Electrodes don’t take part in the chemical reactions. They are substrates for the reactions. That means no loss of performance from repeated cycling that often causes electrode material deterioration.When the ZESS discharges, the metallic zinc plated on the negative electrodes dissolves in the electrolyte and is available for plating at the next charge cycle. And it can be left indefinitely in a fully discharged state.
In one application, a ZESS 500 battery will store power generated by an 850 kW wind turbine that already provides half the power for Ireland’s Dundalk Institute of Technology Centre for Renewable Energy Project. This installation of a ZESS 500 with a wind application will let the campus operate independent of the electrical grid.
Filed Under: Energy storage
Niall McMahon says
Just to correct the last paragraph a little: our Vestas V52 nowadays provides about a third of the campus power here at DkIT in Ireland. The campus has grown in the past few years. We’ve updated our online information! We believe that our ZBB battery is the first installation of its kind in Europe. We will happy to be corrected if anybody else has better information. We’ve a little more information at our own website. Niall McMahon, CREDIT (Centre for Renewable Energy at Dundalk IT).
solar panels says
What are the pros and cons of wind energy?
Paul Dvorak says
You can record a range of pros and cons depending on who you speak with. On the plus side, first and foremost, it’s wonderfully clean. In addition, wind power generates jobs, increases our knowledge of weather systems, reveals weaknesses in conventional electrical equipment, stimulates the invention of new products, it pushes the design boundary of composites, encourages wise use of natural resources, and excites the imagination of many of us.
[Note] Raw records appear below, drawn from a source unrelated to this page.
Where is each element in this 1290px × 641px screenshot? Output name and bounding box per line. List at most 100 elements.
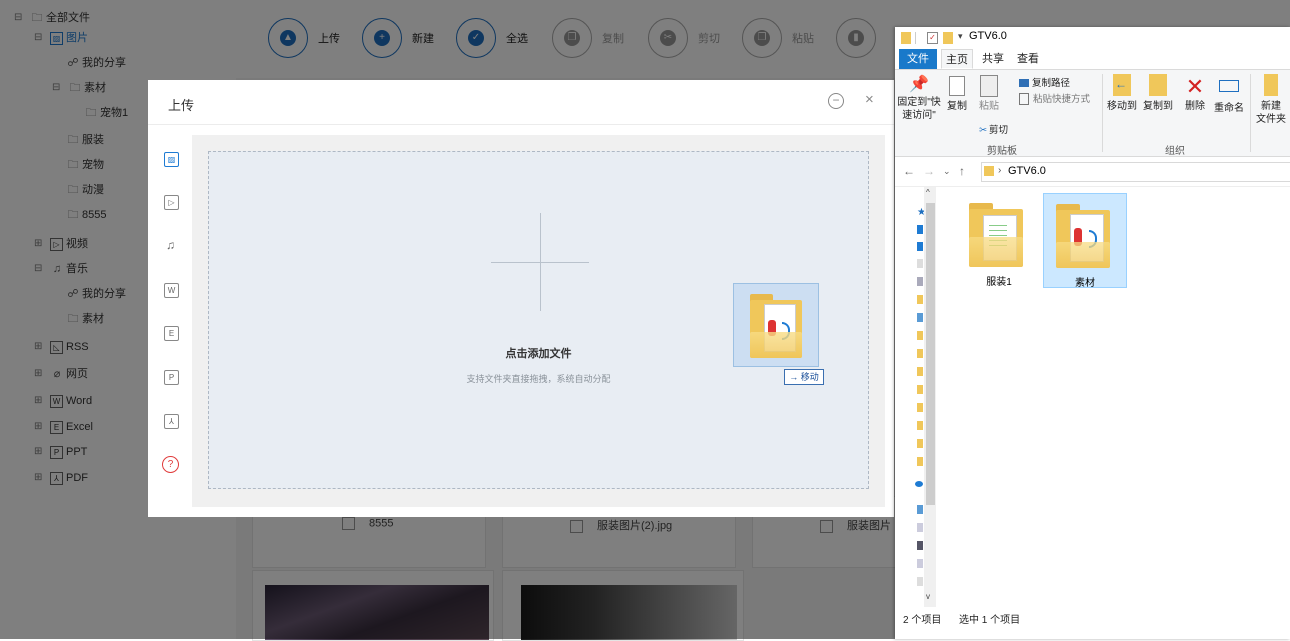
word-icon[interactable]: W [164, 283, 179, 298]
ribbon-tabs: 文件 主页 共享 查看 [895, 49, 1290, 70]
scroll-up-icon[interactable]: ^ [926, 188, 930, 197]
folder-icon[interactable] [917, 295, 923, 304]
downloads-icon[interactable] [917, 242, 923, 251]
ribbon: 📌 固定到"快速访问" 复制 粘贴 复制路径 粘贴快捷方式 ✂ 剪切 剪贴板 ← 移动… [895, 70, 1290, 157]
scrollbar-thumb[interactable] [926, 203, 935, 505]
drive-icon[interactable] [917, 577, 923, 586]
folder-icon [750, 292, 802, 358]
plus-icon-vertical [540, 213, 541, 311]
web-file-manager: ⊟🗀全部文件 ⊟▨图片 ☍我的分享 ⊟🗀素材 🗀宠物1 🗀服装 🗀宠物 🗀动漫 … [0, 0, 1290, 641]
pdf-icon[interactable]: ⅄ [164, 414, 179, 429]
pin-quick-access-button[interactable]: 📌 固定到"快速访问" [897, 74, 941, 122]
copy-ribbon-button[interactable]: 复制 [943, 74, 971, 113]
cut-ribbon-button[interactable]: ✂ 剪切 [979, 122, 1008, 136]
explorer-title: GTV6.0 [969, 30, 1007, 42]
onedrive-icon[interactable] [915, 481, 923, 487]
scissors-icon: ✂ [979, 125, 987, 136]
copy-path-button[interactable]: 复制路径 [1019, 75, 1070, 89]
paste-shortcut-button[interactable]: 粘贴快捷方式 [1019, 91, 1090, 106]
recent-locations-icon[interactable]: ⌄ [943, 166, 951, 177]
folder-icon[interactable] [917, 403, 923, 412]
drive-icon[interactable] [917, 541, 923, 550]
image-icon[interactable]: ▨ [164, 152, 179, 167]
drive-icon[interactable] [917, 559, 923, 568]
paste-shortcut-icon [1019, 93, 1029, 106]
minimize-button[interactable]: − [828, 93, 844, 109]
drop-hint: 支持文件夹直接拖拽，系统自动分配 [466, 374, 611, 384]
copy-path-icon [1019, 79, 1029, 88]
drive-icon[interactable] [917, 523, 923, 532]
computer-icon[interactable] [917, 313, 923, 322]
drag-ghost-folder [733, 283, 819, 367]
properties-icon[interactable]: ✓ [927, 32, 938, 44]
desktop-icon[interactable] [917, 225, 923, 234]
tab-home[interactable]: 主页 [941, 49, 973, 69]
folder-icon [1056, 202, 1110, 268]
new-folder-icon[interactable] [943, 32, 953, 44]
folder-item-material[interactable]: 素材 [1043, 193, 1127, 289]
copy-to-button[interactable]: 复制到 [1141, 74, 1175, 113]
dialog-title: 上传 [168, 98, 195, 113]
folder-icon[interactable] [917, 349, 923, 358]
ppt-icon[interactable]: P [164, 370, 179, 385]
documents-icon[interactable] [917, 259, 923, 268]
rename-icon [1219, 80, 1239, 92]
delete-ribbon-button[interactable]: ✕ 删除 [1180, 74, 1210, 113]
item-count: 2 个项目 [903, 615, 942, 626]
move-to-icon: ← [1113, 74, 1131, 96]
chevron-right-icon: › [998, 165, 1002, 176]
selected-count: 选中 1 个项目 [959, 615, 1021, 626]
move-to-button[interactable]: ← 移动到 [1105, 74, 1139, 113]
folder-icon[interactable] [917, 331, 923, 340]
copy-icon [949, 76, 965, 96]
close-button[interactable]: × [865, 92, 874, 108]
forward-icon[interactable]: → [923, 164, 935, 178]
paste-icon [980, 75, 998, 97]
tab-share[interactable]: 共享 [977, 49, 1009, 69]
tab-file[interactable]: 文件 [899, 49, 937, 69]
upload-type-bar: ▨ ▷ ♫ W E P ⅄ ? [148, 125, 192, 517]
excel-icon[interactable]: E [164, 326, 179, 341]
divider [148, 124, 894, 125]
folder-icon[interactable] [917, 367, 923, 376]
scroll-down-icon[interactable]: v [926, 592, 930, 601]
status-bar: 2 个项目 选中 1 个项目 [895, 607, 1290, 639]
video-icon[interactable]: ▷ [164, 195, 179, 210]
path-field[interactable]: › GTV6.0 [981, 162, 1290, 182]
clipboard-group-label: 剪贴板 [987, 146, 1017, 157]
folder-label: 服装1 [986, 277, 1012, 288]
rename-button[interactable]: 重命名 [1212, 74, 1246, 115]
help-icon[interactable]: ? [162, 456, 179, 473]
organize-group-label: 组织 [1165, 146, 1185, 157]
navigation-pane: ★ ^ v [895, 187, 938, 607]
move-badge: → 移动 [784, 369, 824, 385]
up-icon[interactable]: ↑ [959, 164, 965, 178]
music-icon[interactable]: ♫ [164, 239, 177, 252]
customize-qa-icon[interactable]: ▾ [958, 31, 963, 43]
folder-icon[interactable] [917, 457, 923, 466]
divider [1250, 74, 1251, 152]
folder-icon [984, 166, 994, 176]
address-bar: ← → ⌄ ↑ › GTV6.0 [895, 158, 1290, 187]
delete-x-icon: ✕ [1185, 74, 1205, 99]
new-folder-icon [1264, 74, 1278, 96]
divider [1102, 74, 1103, 152]
folder-item-clothing1[interactable]: 服装1 [957, 193, 1041, 288]
folder-icon[interactable] [917, 421, 923, 430]
folder-icon [969, 201, 1023, 267]
divider [915, 32, 916, 44]
pictures-icon[interactable] [917, 277, 923, 286]
folder-icon[interactable] [917, 385, 923, 394]
pin-icon: 📌 [909, 76, 929, 93]
folder-icon[interactable] [917, 439, 923, 448]
copy-to-icon [1149, 74, 1167, 96]
explorer-titlebar: ✓ ▾ GTV6.0 [895, 27, 1290, 49]
new-folder-button[interactable]: 新建 文件夹 [1252, 74, 1290, 126]
this-pc-icon[interactable] [917, 505, 923, 514]
back-icon[interactable]: ← [903, 164, 915, 178]
paste-ribbon-button[interactable]: 粘贴 [975, 74, 1003, 113]
tab-view[interactable]: 查看 [1012, 49, 1044, 69]
folder-icon [901, 32, 911, 44]
folder-label: 素材 [1075, 278, 1095, 289]
explorer-window: ✓ ▾ GTV6.0 文件 主页 共享 查看 📌 固定到"快速访问" 复制 粘贴 … [895, 27, 1290, 639]
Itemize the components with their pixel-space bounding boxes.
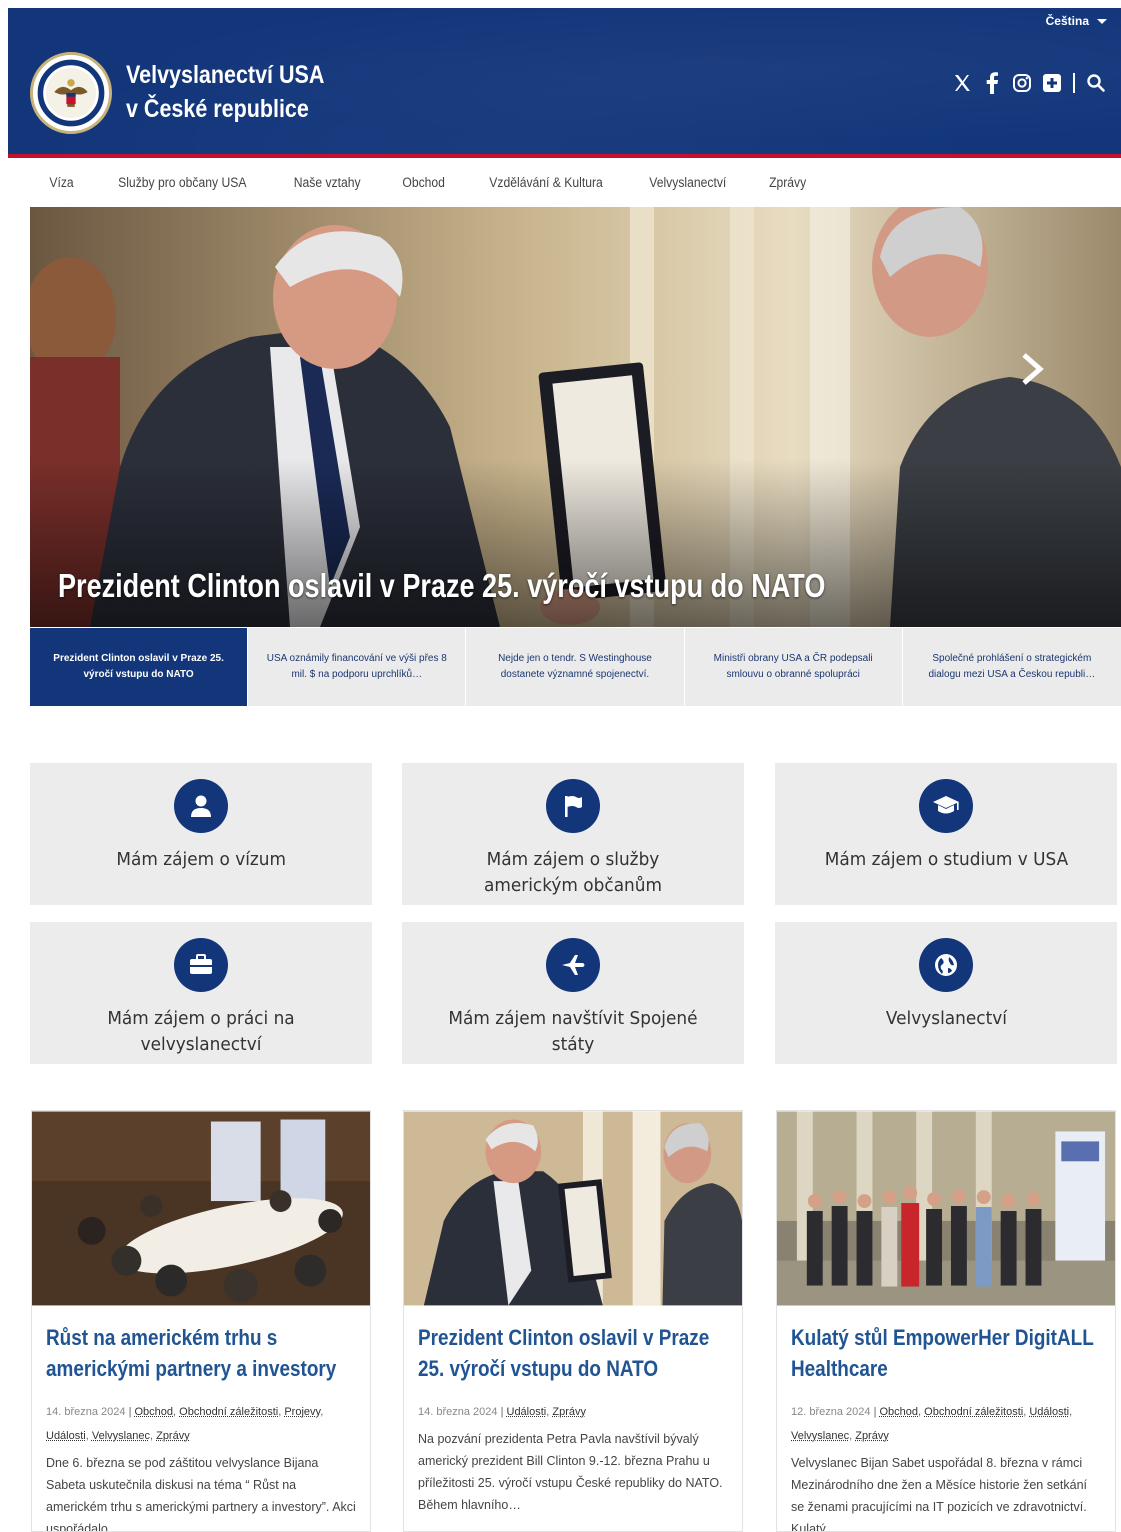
nav-item-zpravy[interactable]: Zprávy — [753, 175, 823, 190]
news-tag[interactable]: Velvyslanec — [791, 1430, 849, 1442]
hero-photo — [30, 207, 1121, 627]
news-card-meta: 14. března 2024 | Události, Zprávy — [418, 1406, 586, 1418]
news-card-date: 12. března 2024 — [791, 1406, 871, 1418]
news-card-image[interactable] — [404, 1111, 742, 1306]
news-tag[interactable]: Obchodní záležitosti — [179, 1406, 278, 1418]
site-title[interactable]: Velvyslanectví USA v České republice — [126, 58, 324, 126]
nav-item-vztahy[interactable]: Naše vztahy — [277, 175, 376, 190]
social-links — [951, 72, 1107, 94]
news-card-excerpt: Dne 6. března se pod záštitou velvyslanc… — [46, 1456, 356, 1532]
chevron-down-icon — [1097, 18, 1107, 24]
carousel-tab[interactable]: Nejde jen o tendr. S Westinghouse dostan… — [466, 628, 685, 706]
news-tag[interactable]: Obchodní záležitosti — [924, 1406, 1023, 1418]
facebook-icon[interactable] — [981, 72, 1003, 94]
news-card-image[interactable] — [32, 1111, 370, 1306]
news-card: Kulatý stůl EmpowerHer DigitALL Healthca… — [776, 1110, 1116, 1532]
carousel-tab[interactable]: Prezident Clinton oslavil v Praze 25. vý… — [30, 628, 249, 706]
nav-item-viza[interactable]: Víza — [33, 175, 90, 190]
hero-caption[interactable]: Prezident Clinton oslavil v Praze 25. vý… — [58, 567, 825, 605]
news-tag[interactable]: Zprávy — [552, 1406, 586, 1418]
site-title-line-1: Velvyslanectví USA — [126, 61, 325, 89]
service-tile-embassy[interactable]: Velvyslanectví — [775, 922, 1117, 1064]
news-card-excerpt: Velvyslanec Bijan Sabet uspořádal 8. bře… — [791, 1456, 1088, 1532]
carousel-tab[interactable]: Ministři obrany USA a ČR podepsali smlou… — [685, 628, 903, 706]
separator — [1073, 73, 1075, 93]
carousel-tabs: Prezident Clinton oslavil v Praze 25. vý… — [30, 628, 1121, 706]
news-tag[interactable]: Velvyslanec — [92, 1430, 150, 1442]
news-card-title[interactable]: Kulatý stůl EmpowerHer DigitALL Healthca… — [791, 1322, 1109, 1384]
news-card-image[interactable] — [777, 1111, 1115, 1306]
globe-icon — [919, 938, 973, 992]
embassy-seal-logo[interactable] — [30, 52, 112, 134]
nav-item-sluzby[interactable]: Služby pro občany USA — [102, 175, 263, 190]
graduation-cap-icon — [919, 779, 973, 833]
news-tag[interactable]: Události — [46, 1430, 86, 1442]
flickr-icon[interactable] — [1041, 72, 1063, 94]
news-card-meta: 12. března 2024 | Obchod, Obchodní zálež… — [791, 1406, 1073, 1442]
service-tile-label: Mám zájem o studium v USA — [824, 849, 1068, 870]
service-tile-label: Mám zájem navštívit Spojené státy — [448, 1008, 698, 1055]
site-header: Čeština Velvyslanectví USA v České repub… — [8, 8, 1121, 156]
hero-slide[interactable]: Prezident Clinton oslavil v Praze 25. vý… — [30, 207, 1121, 627]
news-tag[interactable]: Projevy — [284, 1406, 320, 1418]
news-tag[interactable]: Obchod — [880, 1406, 919, 1418]
search-icon[interactable] — [1085, 72, 1107, 94]
service-tile-label: Mám zájem o práci na velvyslanectví — [107, 1008, 295, 1055]
plane-icon — [546, 938, 600, 992]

On the downside, like most everything else, it could be less expensive.
Tim Simpson says
The Grand Coulee dam in Washington pumps water up into a reservoir behind the dam in periods of excess generation. Wind farms could collaborate with a system like that. The frequency regulation is no longer a problem. I think local neighborhoods should have their own flywheel system that takes all power generation (wind, solar, hydro, etc.) and stores it for that local area and puts it out when needed. This could take a load off the grid during peak hours and store excess generation.
Paul Dvorak says
Thanks for the comment. The idea sounds like a great way to store excess wind power. Any turbine on the local grid could contribute to the pump power. Too bad it’s not more accessible to more wind plants.
Gene A. Wright says
We have had the opportunity to work on these systems. Battery storage makes so much sense for when the wind in not available.
Paul Dvorak says
The trick it seems to me is to switch from charge to discharge in about a second. Batteries and flywheels can do that. Then the question becomes, how much should be stored? If a lot, then a large cheap battery will have advantages. The free market will pick the winners.
Paul Dvorak says
Most large batteries are expensive because their are designed for high energy density (for a battery) using costly materials. But a Prof. at Carnegie-Mellon U. is patenting a big battery that uses low cost materials and has a relatively low-energy density. If it’s stationary, its large size becomes a non-issue. We hope to report on it soon.
David Wilson says
In the second paragraph a statement is made that suggect that utilities are having line frequency change and causing customer problem with over frequency and under frequency. Can the author cite where this is currently occurring along with the magnitude of the frequency deviations?
You left out pumped storage hydroelectric- these facilities already exist.
Paul Dvorak says
Yes, I did leave out pumped hydro, because it is fairly well known and not available to most wind farms.
Do you know of any elevated reservoirs made just to hold pumped hydro?